Major boost for complex data processing

Two further major initiatives were seen in 2020 in their respective clusters/networks, yielding synergies for both.

Life sciences, along with other research fields, is becoming increasingly dependent on complex data. Never before has so much data been produced that may result in new, essential knowledge. The quantity of data, and its complexity, is growing exponentially. Partly in response to this trend, the Foundation, in collaboration with SciLifeLab and a WCMM program entitled Data-Driven Life Science (DDLS), has launched an initiative worth SEK 3.1 billion. The program’s goal is to build up broad expertise throughout Sweden to ensure that the future need for researchers in the field of data-driven life sciences, both in academia and in industry, is met. The research spans areas such as basic research for new drugs, spread of infection and infection biology, precision medicine and diagnostics, evolution and biodiversity, as well as cell and molecular biology.

The overall plan is to recruit 39 top international researchers, establish a graduate school for 260 PhD students/industrial PhD’s, and announce 90 postdoc positions, along with 45 in industry.

The program is building on the Foundation’s earlier life science initiatives, and form a clear contact surface with the expertise established in mathematics, data and AI under the WASP and WACQT programs.

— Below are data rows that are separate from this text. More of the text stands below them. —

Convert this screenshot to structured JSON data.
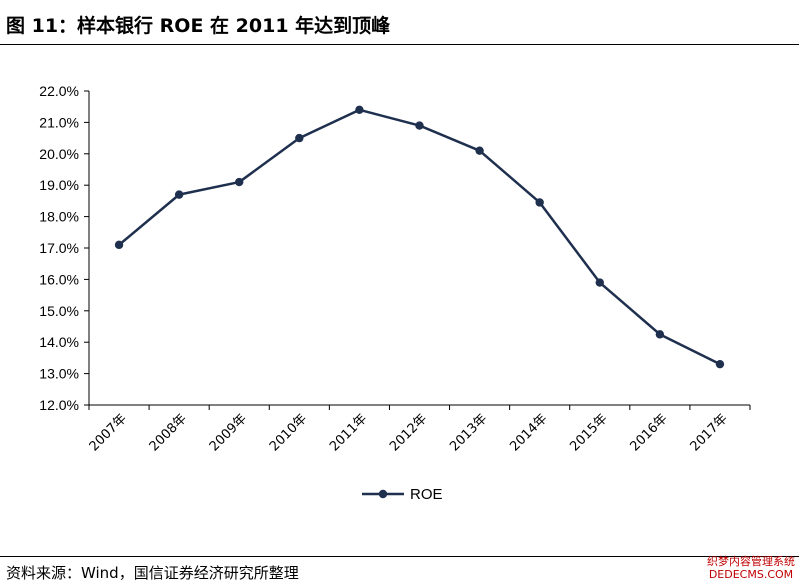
{
  "title": "图 11：样本银行 ROE 在 2011 年达到顶峰",
  "source": "资料来源：Wind，国信证券经济研究所整理",
  "watermark": [
    "织梦内容管理系统",
    "DEDECMS.COM"
  ],
  "colors": {
    "series": "#1f2f4e",
    "axis": "#000000"
  },
  "chart_data": {
    "type": "line",
    "categories": [
      "2007年",
      "2008年",
      "2009年",
      "2010年",
      "2011年",
      "2012年",
      "2013年",
      "2014年",
      "2015年",
      "2016年",
      "2017年"
    ],
    "series": [
      {
        "name": "ROE",
        "values": [
          17.1,
          18.7,
          19.1,
          20.5,
          21.4,
          20.9,
          20.1,
          18.45,
          15.9,
          14.25,
          13.3
        ]
      }
    ],
    "ylim": [
      12.0,
      22.0
    ],
    "yticks": [
      12.0,
      13.0,
      14.0,
      15.0,
      16.0,
      17.0,
      18.0,
      19.0,
      20.0,
      21.0,
      22.0
    ],
    "y_tick_format": "%",
    "grid": false,
    "legend": "bottom-center",
    "marker": "circle"
  }
}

The second initiative, representing an investment of SEK 300 million, was development of a supercomputer for AI and machine learning at Linköping University. The researchers who will primarily be working on the supercomputer are involved in the research programs funded by the Foundation.

A strategic approach for the benefit of Sweden

The by-laws of the Foundation laid down over a hundred years ago by Knut and Alice Wallenberg stipulate that it should promote scientific research and education conducted for the benefit of Sweden.

Knut and Alice Wallenberg Foundation has made numerous contributions to the process by which Sweden has become a leading life science nation. In total, the Foundation will have allocated just over SEK 6.2 billion to research in life sciences during the period 2015–2032. The Foundation has awarded grants for equipment, national infrastructure, along with project and individual grants, thereby playing a part in developments in this field for more than thirty years.

In the same way, the Foundation is contributing to the establishment and development of Sweden’s expertise in mathematics, data, AI and quantum technology, to the tune of SEK 6.1 billion between 2015 and 2029.

The Foundation’s initiatives during the period include recruitment of 250 new research teams to Sweden and education for more than 1,000 PhD students.